A Ruby hash, Luxury Touring Edition

map.rb, quality software by Ara T. Howard:

the awesome ruby container you’ve always wanted: a string/symbol indifferent ordered hash that works in all rubies

m = Map.new

m[:a] = 0
m[:b] = 1
m[:c] = 2

p m.keys #=> ['a','b','c'] ### always ordered!
p m.values #=> [0,1,2] ### always ordered!

m = Map(:foo => {:bar => 42})
s = m.struct # maps can give back clever little struct objects
p s.foo.bar #=> 42

I like little tactical improvements to the Ruby standard library that give it a slightly more modern feel.

Database rivalry in the Valley

A couple years ago, Google released an embeddedable key-value database called LevelDB. There was much rejoicing. Recently, Facebook released their fork of LevelDB, RocksDB. There’s a slide deck comparing the two, but the amusing part is the “our way is better!” subtext. A little bit of Valley rivalry there. You can also learn a lot of interesting tidbits about the design of modern, high-performance database systems from the Architecture Guide and Table Format documentation of RocksDB.

Say what you will about tiny, highly-targeted ads. To some extent they are subsidizing a lot of interesting technology development and the open sourcing thereof.

Object-oriented relativism

When a Method Can Do Nothing, Michael Feathers:

If polymorphism means anything at all, it means that the object is in charge. We send it a message and it is up to it to decide what to do. That’s core to OO and part of Alan Kay’s original view of objects – that they are all about messaging. That said, it is not the dominant view today.

The majority of this article is on working with/around conditionals using intention-revealing method names or null objects. Yet, this paragraph smacked me in the face with “oh, yeah, obviously!”. Lots of people view the moving parts in object-oriented languages as ways to group and share functionality. But to people who talk about OO a lot, read the history books, read the pattern books, know what SOLID is, etc. it’s an entirely different thing.

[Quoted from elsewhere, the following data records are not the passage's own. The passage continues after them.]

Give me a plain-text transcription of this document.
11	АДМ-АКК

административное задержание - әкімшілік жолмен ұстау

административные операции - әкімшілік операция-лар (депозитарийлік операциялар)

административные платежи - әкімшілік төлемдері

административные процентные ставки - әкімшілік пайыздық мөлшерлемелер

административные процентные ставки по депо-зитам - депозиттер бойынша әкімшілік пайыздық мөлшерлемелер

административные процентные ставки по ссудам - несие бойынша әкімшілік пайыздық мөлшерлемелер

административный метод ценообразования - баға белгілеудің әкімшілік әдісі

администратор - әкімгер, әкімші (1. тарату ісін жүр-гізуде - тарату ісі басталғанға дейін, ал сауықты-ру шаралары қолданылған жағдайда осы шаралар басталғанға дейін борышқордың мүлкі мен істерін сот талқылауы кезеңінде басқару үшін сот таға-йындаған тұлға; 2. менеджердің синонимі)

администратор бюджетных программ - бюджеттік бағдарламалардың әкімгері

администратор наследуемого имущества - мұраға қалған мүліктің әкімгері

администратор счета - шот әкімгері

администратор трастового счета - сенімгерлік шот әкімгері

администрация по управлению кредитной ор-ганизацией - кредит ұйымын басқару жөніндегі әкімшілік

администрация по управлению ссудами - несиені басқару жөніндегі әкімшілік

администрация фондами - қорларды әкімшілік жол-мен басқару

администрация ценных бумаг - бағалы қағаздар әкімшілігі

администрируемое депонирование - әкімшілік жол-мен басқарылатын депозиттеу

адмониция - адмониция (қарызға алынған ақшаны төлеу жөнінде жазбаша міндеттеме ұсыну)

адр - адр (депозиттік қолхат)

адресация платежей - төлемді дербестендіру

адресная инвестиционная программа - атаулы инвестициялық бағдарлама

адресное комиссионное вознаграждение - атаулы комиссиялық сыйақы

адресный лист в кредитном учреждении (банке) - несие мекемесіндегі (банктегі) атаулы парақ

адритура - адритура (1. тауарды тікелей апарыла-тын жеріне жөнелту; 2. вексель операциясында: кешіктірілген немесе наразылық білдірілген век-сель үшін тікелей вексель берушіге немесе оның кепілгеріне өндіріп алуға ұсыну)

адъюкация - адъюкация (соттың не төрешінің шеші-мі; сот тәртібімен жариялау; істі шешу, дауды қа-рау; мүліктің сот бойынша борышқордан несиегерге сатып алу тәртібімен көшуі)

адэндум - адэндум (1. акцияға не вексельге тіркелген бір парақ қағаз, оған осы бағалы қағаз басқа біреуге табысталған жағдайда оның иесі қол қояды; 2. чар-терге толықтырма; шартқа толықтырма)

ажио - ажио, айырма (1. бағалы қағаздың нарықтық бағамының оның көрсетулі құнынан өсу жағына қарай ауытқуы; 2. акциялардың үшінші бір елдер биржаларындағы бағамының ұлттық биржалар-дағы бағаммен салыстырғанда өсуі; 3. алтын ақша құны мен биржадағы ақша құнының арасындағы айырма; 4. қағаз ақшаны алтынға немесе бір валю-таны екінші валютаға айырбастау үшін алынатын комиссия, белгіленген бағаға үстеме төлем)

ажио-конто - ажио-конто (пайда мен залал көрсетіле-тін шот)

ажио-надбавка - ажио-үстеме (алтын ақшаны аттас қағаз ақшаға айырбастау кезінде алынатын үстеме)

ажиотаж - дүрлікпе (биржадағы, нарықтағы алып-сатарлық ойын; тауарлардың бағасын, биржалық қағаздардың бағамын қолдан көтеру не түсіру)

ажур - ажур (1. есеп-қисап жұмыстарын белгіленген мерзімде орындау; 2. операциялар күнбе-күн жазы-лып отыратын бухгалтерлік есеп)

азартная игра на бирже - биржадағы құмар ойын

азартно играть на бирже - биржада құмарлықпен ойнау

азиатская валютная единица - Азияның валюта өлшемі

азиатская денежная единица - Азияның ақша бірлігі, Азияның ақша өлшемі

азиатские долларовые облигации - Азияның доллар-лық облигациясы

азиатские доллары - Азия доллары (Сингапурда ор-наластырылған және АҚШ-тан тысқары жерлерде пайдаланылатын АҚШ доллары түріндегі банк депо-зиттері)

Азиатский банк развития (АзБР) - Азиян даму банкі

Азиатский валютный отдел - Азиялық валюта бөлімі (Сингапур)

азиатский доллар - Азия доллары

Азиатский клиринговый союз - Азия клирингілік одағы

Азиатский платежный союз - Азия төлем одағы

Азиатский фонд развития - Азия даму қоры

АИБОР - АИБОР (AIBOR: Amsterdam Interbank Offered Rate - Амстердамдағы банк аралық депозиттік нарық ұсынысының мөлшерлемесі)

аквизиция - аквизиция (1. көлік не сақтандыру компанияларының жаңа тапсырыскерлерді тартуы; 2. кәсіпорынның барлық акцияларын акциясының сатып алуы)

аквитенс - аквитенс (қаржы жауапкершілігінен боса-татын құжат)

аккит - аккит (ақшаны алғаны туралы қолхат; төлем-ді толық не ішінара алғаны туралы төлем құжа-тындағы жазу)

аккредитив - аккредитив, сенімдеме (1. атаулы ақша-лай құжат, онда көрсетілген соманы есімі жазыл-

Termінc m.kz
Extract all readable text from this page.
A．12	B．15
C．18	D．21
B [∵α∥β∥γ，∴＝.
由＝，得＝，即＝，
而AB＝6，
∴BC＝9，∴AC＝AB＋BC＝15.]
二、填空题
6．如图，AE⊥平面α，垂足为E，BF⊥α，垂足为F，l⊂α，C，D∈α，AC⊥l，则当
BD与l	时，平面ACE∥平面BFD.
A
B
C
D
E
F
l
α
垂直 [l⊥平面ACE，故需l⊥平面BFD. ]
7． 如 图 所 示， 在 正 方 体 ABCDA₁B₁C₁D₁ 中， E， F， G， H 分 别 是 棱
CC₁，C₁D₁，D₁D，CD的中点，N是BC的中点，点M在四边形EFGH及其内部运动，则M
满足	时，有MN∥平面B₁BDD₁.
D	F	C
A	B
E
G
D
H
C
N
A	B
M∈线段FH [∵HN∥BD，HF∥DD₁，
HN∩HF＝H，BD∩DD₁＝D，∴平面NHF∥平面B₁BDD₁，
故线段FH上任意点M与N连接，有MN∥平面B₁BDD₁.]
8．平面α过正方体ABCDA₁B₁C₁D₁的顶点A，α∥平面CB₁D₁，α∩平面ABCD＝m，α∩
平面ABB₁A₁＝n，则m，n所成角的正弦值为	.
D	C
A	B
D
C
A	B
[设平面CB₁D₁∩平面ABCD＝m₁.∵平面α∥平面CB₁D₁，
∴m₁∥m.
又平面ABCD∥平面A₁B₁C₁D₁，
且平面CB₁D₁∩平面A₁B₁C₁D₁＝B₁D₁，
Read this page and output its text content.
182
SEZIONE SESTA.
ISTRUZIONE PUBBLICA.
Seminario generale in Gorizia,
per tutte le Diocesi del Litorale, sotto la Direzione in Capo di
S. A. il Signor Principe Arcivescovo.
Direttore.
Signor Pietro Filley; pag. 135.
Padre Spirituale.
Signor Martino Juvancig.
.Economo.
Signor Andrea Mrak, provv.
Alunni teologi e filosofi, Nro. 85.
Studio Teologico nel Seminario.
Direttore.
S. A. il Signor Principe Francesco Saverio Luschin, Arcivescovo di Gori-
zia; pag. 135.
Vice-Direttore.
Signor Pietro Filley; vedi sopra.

Here’s a sports metaphor: the Dallas Cowboys are a widely disliked sports team, for various reasons. If I was from anywhere but Dallas, it would be “not cool” to count myself one a fan. But being from Dallas, I have an entirely different view on the Cowboys and can safely watch their mostly mediocre performances with occasional memories of greatness, safe from scorn.

I find that holding that tension in my head is important when talking to sports fans. It’s the same with OO: you haven’t read the books, watched the presentations, or worked the exercises I have. We’re on different pages, but we need to talk about the same code and how to structure it. There’s a tension between my understanding of OO and the next person, but it’s not a barrier. We have to get our language straight before we can talk about language!

In short, we have to establish what city in OO-land we’re from before we can effectively talk about OO.